— Подождем. Немцы вон той дорогой приедут, если полицай предал. Увидим. Тогда — в ту сторону, на кладбище, и в лес. А если полицай не предал, устроит тебя, как обещал, встретимся вечером у меня на квартире...
Полицай не предал. Сдержал слово. Вернувшись к раннему обеду от солтыса, он объявил:
— Все устроено. Документ на вас в сельуправе получим. Сказал, как вы велели: заключенный, сапожник... Завтра поедете со мной. На квартиру поставлю к Семашихе. Не сомневайтесь. Женщина верная, наша.
— Это чья — «наша»?
— Так я больше не шуцман! — заторопился полицай. — И повязку сдал солтысу. Сказал, что недужен. Не могу. Я свой! Так и Лагуну передайте. И скажите, что я вину свою понимаю и по гроб жизни верен буду!
Свечерело. Лагун и Каплун встретились. Лагун рассказал, что он и бывший инспектор райбюджета Красно-Слободского района Василий Полтавеевич Казяк остались в селе по заданию партизан, что у них есть три украденных из немецкой комендатуры радиоприемника, две винтовки и одна десятизарядка СВТ.
— Будем воевать! — решили оба.
На другой день Каплун был представлен солтысу как бывший заключенный и сапожник и получил удостоверение, дающее ему право проживать на территории Бучатинского сельсовета.
Капитан устроился на новой квартире, оборудовал се-
[56]
бе уголок для работы. Сапожник он действительно был замечательный и не сомневался, что заработает на хлеб и обведет немцев и полицаев вокруг пальца.

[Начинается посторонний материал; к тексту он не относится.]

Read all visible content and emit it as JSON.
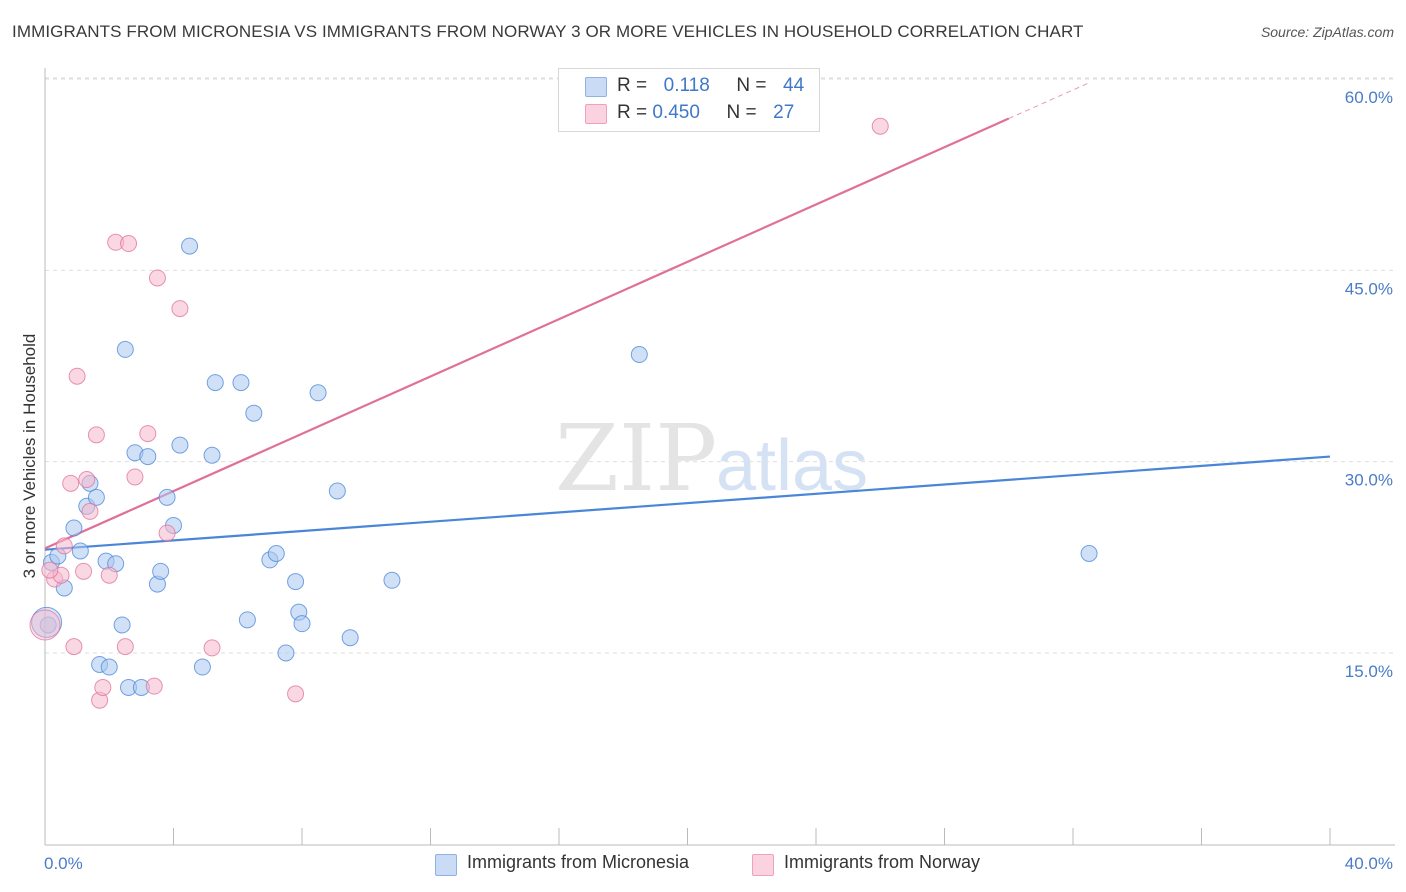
{
  "title": "IMMIGRANTS FROM MICRONESIA VS IMMIGRANTS FROM NORWAY 3 OR MORE VEHICLES IN HOUSEHOLD CORRELATION CHART",
  "source": "Source: ZipAtlas.com",
  "watermark": {
    "zip": "ZIP",
    "atlas": "atlas"
  },
  "legend": {
    "rows": [
      {
        "r_label": "R = ",
        "r_value": "0.118",
        "n_label": "N = ",
        "n_value": "44",
        "color": "#aac8f0"
      },
      {
        "r_label": "R = ",
        "r_value": "0.450",
        "n_label": "N = ",
        "n_value": "27",
        "color": "#f6b8cc"
      }
    ]
  },
  "chart_data": {
    "type": "scatter",
    "title": "IMMIGRANTS FROM MICRONESIA VS IMMIGRANTS FROM NORWAY 3 OR MORE VEHICLES IN HOUSEHOLD CORRELATION CHART",
    "xlabel": "",
    "ylabel": "3 or more Vehicles in Household",
    "xlim": [
      0,
      40
    ],
    "ylim": [
      0,
      63
    ],
    "x_tick_labels": [
      "0.0%",
      "40.0%"
    ],
    "y_ticks": [
      15,
      30,
      45,
      60
    ],
    "y_tick_labels": [
      "15.0%",
      "30.0%",
      "45.0%",
      "60.0%"
    ],
    "grid": true,
    "legend_position": "top-center",
    "series": [
      {
        "name": "Immigrants from Micronesia",
        "color": "#4a86d8",
        "fill": "#aac8f0",
        "trend": {
          "x": [
            0,
            40
          ],
          "y": [
            23.1,
            30.4
          ]
        },
        "points": [
          [
            0.1,
            17.2
          ],
          [
            0.2,
            22.1
          ],
          [
            0.4,
            22.6
          ],
          [
            0.6,
            20.1
          ],
          [
            0.9,
            24.8
          ],
          [
            1.1,
            23.0
          ],
          [
            1.3,
            26.5
          ],
          [
            1.4,
            28.3
          ],
          [
            1.6,
            27.2
          ],
          [
            1.7,
            14.1
          ],
          [
            1.9,
            22.2
          ],
          [
            2.0,
            13.9
          ],
          [
            2.2,
            22.0
          ],
          [
            2.4,
            17.2
          ],
          [
            2.5,
            38.8
          ],
          [
            2.6,
            12.3
          ],
          [
            2.8,
            30.7
          ],
          [
            3.0,
            12.3
          ],
          [
            3.2,
            30.4
          ],
          [
            3.5,
            20.4
          ],
          [
            3.6,
            21.4
          ],
          [
            3.8,
            27.2
          ],
          [
            4.0,
            25.0
          ],
          [
            4.2,
            31.3
          ],
          [
            4.5,
            46.9
          ],
          [
            4.9,
            13.9
          ],
          [
            5.2,
            30.5
          ],
          [
            5.3,
            36.2
          ],
          [
            6.1,
            36.2
          ],
          [
            6.3,
            17.6
          ],
          [
            6.5,
            33.8
          ],
          [
            7.0,
            22.3
          ],
          [
            7.2,
            22.8
          ],
          [
            7.5,
            15.0
          ],
          [
            7.8,
            20.6
          ],
          [
            7.9,
            18.2
          ],
          [
            8.0,
            17.3
          ],
          [
            8.5,
            35.4
          ],
          [
            9.1,
            27.7
          ],
          [
            9.5,
            16.2
          ],
          [
            10.8,
            20.7
          ],
          [
            18.5,
            38.4
          ],
          [
            32.5,
            22.8
          ],
          [
            0.05,
            17.4
          ]
        ]
      },
      {
        "name": "Immigrants from Norway",
        "color": "#e07099",
        "fill": "#f6b8cc",
        "trend": {
          "x": [
            0,
            30
          ],
          "y": [
            23.2,
            56.9
          ]
        },
        "trend_dashed": {
          "x": [
            30,
            32.5
          ],
          "y": [
            56.9,
            59.7
          ]
        },
        "points": [
          [
            0.0,
            17.2
          ],
          [
            0.3,
            20.8
          ],
          [
            0.5,
            21.1
          ],
          [
            0.6,
            23.4
          ],
          [
            0.8,
            28.3
          ],
          [
            0.9,
            15.5
          ],
          [
            1.0,
            36.7
          ],
          [
            1.2,
            21.4
          ],
          [
            1.3,
            28.6
          ],
          [
            1.4,
            26.1
          ],
          [
            1.6,
            32.1
          ],
          [
            1.7,
            11.3
          ],
          [
            1.8,
            12.3
          ],
          [
            2.0,
            21.1
          ],
          [
            2.2,
            47.2
          ],
          [
            2.5,
            15.5
          ],
          [
            2.6,
            47.1
          ],
          [
            2.8,
            28.8
          ],
          [
            3.2,
            32.2
          ],
          [
            3.4,
            12.4
          ],
          [
            3.5,
            44.4
          ],
          [
            3.8,
            24.4
          ],
          [
            4.2,
            42.0
          ],
          [
            5.2,
            15.4
          ],
          [
            7.8,
            11.8
          ],
          [
            26.0,
            56.3
          ],
          [
            0.15,
            21.5
          ]
        ]
      }
    ]
  }
}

И уже вечером того же дня Каплун, Лагун и Казяк встретились, чтобы окончательно договориться о конспирации, о том, как противодействовать немецкой пропаганде, о подборе людей в отряд, который решили создать, о сборе оружия и прочих важнейших вещах.
Так началась их подпольная деятельность.
Василий Захарович Корж рассказывал замечательно, с юмором, не покидающим настоящего человека даже в трудные дни, с убедительными подробностями, а порой — с горечью и страстью.

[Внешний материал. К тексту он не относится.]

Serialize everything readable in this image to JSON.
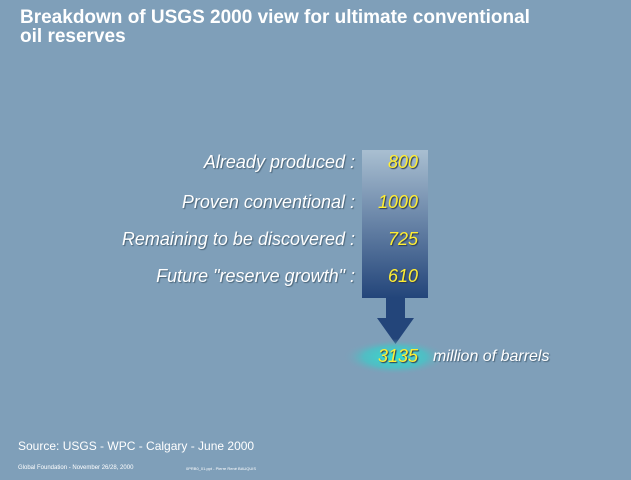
{
  "title": "Breakdown of USGS 2000 view for ultimate conventional oil reserves",
  "items": [
    {
      "label": "Already produced :",
      "value": "800"
    },
    {
      "label": "Proven conventional :",
      "value": "1000"
    },
    {
      "label": "Remaining to be discovered :",
      "value": "725"
    },
    {
      "label": "Future \"reserve growth\" :",
      "value": "610"
    }
  ],
  "total": {
    "value": "3135",
    "unit": "million of barrels"
  },
  "source": "Source: USGS - WPC - Calgary - June 2000",
  "footer": "Global Foundation - November 26/28, 2000",
  "file": "0PRB0_01.ppt - Pierre René BAUQUIS"
}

Я узнал о том, как «сапожник» Степан Каплун, Адам Лагун и Василий Казяк начали собирать будущих партизан, приглядываясь в первую очередь к бывшим военнослужащим, а также к советским активистам.
Казалось бы, им проще всего было притаиться, не привлекать к себе внимания, не рисковать. Тем более, что партизанский отряд, державший связь с Лагуном, распался, и никто не уполномочивал бывшего бухгалтера, бывшего инспектора и бывшего командира батальона создавать подпольный комитет для борьбы с оккупантами.
Но в том и сила советского строя, в том и сила идей коммунизма, что люди, подобные Лагуну, Каплуну и Казяку, даже не представляли себе, как можно жить, не борясь, не отстаивая до последней капли крови свои идеалы.
Правда, у них не было опыта конспиративной работы, опыта партизанской деятельности, но они не стали сидеть сложа руки и ждать, что кто-то сделает за них то, что требовалось делать по обстановке.
Мало-помалу небольшая группа подпольщиков обросла активом. В соседних селах были созданы по указанию подпольщиков новые группы. В них входили бывшие красноармейцы и командиры, оказавшиеся в окружении, колхозники, сельская интеллигенция.
Регулярно слушая сводки Совинформбюро, подпольщики записывали их, перепечатывали на машинке и распространяли среди населения.
Так был распространен текст речи И. В. Сталина на параде Красной Армии 7 ноября 1941 года на Красной площади в Москве.
Собиралось оружие, запасалась взрывчатка.
[57]
Листовки со сводками Совинформбюро расходились по всей округе. Да что по округе! Иные достигали, переходя из рук в руки, Буга, Картузы, Гродно, Бреста.
При этом люди, передававшие листовки, дополняли текст информбюро рассказами о партизанах, обосновавшихся под деревней Бучатин.
Как водится в таких случаях, слухи росли, подобно снежному кому. Начали поговаривать, что появился в Красно-Слободском районе некий капитан, посланный ЦК партии для развертывания партизанской армии и нанесения фрицам удара с тыла. У этого капитана-де постоянная связь с Москвой, своя типография и крепкий, хорошо вооруженный народ.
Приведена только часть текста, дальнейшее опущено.